An upgrade to the core of the public internet proposed by Google almost a decade ago has finally been given the green light, paving the way for significant speed and security improvements.
The organization responsible for establishing internet standards, the Internet Engineering Task Force (IETF), has announced that the QUIC data transmission protocol has reached a sufficient level of maturity to replace the current Transmission Control Protocol (TCP), which debuted in 1974.
Now approved as an official internet standard, QUIC can be utilized by anyone developing an online service and will be particularly valuable in contexts in which speed is paramount.
QUIC was first deployed in 2013 as an upgrade to Google Chrome that improved the speed at which data was shifted from the browser to company servers. After that, the protocol was tested in a number of different contexts and applications, before being submitted to the IETF for consideration in 2016.
Like TCP, the role of QUIC is to dictate how information is split into packets, delivered across the internet and then reformed at its destination. Unlike its predecessor, though, QUIC is built around the much faster User Datagram Protocol (UDP) and boasts a superior mechanism for recovering data that may have been lost along the way.
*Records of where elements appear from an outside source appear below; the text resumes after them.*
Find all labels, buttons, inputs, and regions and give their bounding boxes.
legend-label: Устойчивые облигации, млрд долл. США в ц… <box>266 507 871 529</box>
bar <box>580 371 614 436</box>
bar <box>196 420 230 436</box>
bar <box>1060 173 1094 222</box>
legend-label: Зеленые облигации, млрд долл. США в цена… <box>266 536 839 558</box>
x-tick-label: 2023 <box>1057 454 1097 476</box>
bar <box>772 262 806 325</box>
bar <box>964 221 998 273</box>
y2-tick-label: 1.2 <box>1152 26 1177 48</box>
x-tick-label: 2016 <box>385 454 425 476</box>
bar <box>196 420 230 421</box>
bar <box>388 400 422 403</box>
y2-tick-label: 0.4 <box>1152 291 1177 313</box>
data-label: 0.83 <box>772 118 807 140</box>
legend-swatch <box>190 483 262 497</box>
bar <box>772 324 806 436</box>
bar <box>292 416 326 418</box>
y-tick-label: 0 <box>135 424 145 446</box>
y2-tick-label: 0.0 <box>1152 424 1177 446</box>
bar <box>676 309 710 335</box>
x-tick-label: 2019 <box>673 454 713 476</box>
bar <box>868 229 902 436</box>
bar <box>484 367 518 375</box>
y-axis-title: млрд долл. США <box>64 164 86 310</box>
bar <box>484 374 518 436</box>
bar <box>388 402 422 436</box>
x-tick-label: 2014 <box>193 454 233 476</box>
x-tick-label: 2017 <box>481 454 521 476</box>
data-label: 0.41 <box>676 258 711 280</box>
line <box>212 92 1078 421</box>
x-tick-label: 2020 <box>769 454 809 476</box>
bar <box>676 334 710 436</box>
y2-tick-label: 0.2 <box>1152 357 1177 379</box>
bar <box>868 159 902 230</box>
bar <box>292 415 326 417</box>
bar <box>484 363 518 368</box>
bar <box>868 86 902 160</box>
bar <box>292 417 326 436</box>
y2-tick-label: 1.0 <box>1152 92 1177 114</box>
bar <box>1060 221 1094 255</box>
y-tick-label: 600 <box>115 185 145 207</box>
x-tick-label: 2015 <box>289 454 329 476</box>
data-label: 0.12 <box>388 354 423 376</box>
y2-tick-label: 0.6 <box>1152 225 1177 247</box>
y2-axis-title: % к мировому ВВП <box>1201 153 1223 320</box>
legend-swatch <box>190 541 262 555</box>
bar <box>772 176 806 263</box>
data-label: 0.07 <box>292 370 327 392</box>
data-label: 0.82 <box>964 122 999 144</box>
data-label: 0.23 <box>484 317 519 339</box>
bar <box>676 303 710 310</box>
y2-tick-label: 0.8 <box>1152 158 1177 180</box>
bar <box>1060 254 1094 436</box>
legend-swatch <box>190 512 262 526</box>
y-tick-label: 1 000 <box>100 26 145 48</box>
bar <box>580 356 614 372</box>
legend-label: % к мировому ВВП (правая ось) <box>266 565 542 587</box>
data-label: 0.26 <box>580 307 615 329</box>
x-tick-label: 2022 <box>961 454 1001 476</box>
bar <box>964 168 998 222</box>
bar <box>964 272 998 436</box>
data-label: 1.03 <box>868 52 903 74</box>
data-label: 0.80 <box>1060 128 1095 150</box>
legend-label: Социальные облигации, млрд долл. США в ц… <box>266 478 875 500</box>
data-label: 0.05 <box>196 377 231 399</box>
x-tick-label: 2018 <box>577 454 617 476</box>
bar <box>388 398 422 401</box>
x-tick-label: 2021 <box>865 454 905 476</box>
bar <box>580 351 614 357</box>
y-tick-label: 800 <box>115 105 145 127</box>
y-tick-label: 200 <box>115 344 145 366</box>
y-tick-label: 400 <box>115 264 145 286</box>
In a paper published in 2017, Google stated that QUIC is capable of improving loading speeds for search queries by 8% on desktop and cutting back YouTube buffering times by up to 18% (and it’s possible these figures may be even more impressive today). Websites and services that utilize encrypted connections are also expected to enjoy a particularly sizable speed increase.
However, migrating from TCP to QUIC will be no small task, with a vast number of existing services built around the older protocol. For this reason, a broad and immediate switch is unlikely. Instead, it’s expected that market players will begin to adopt the new standard slowly, starting with companies whose services will enjoy the most dramatic performance gains.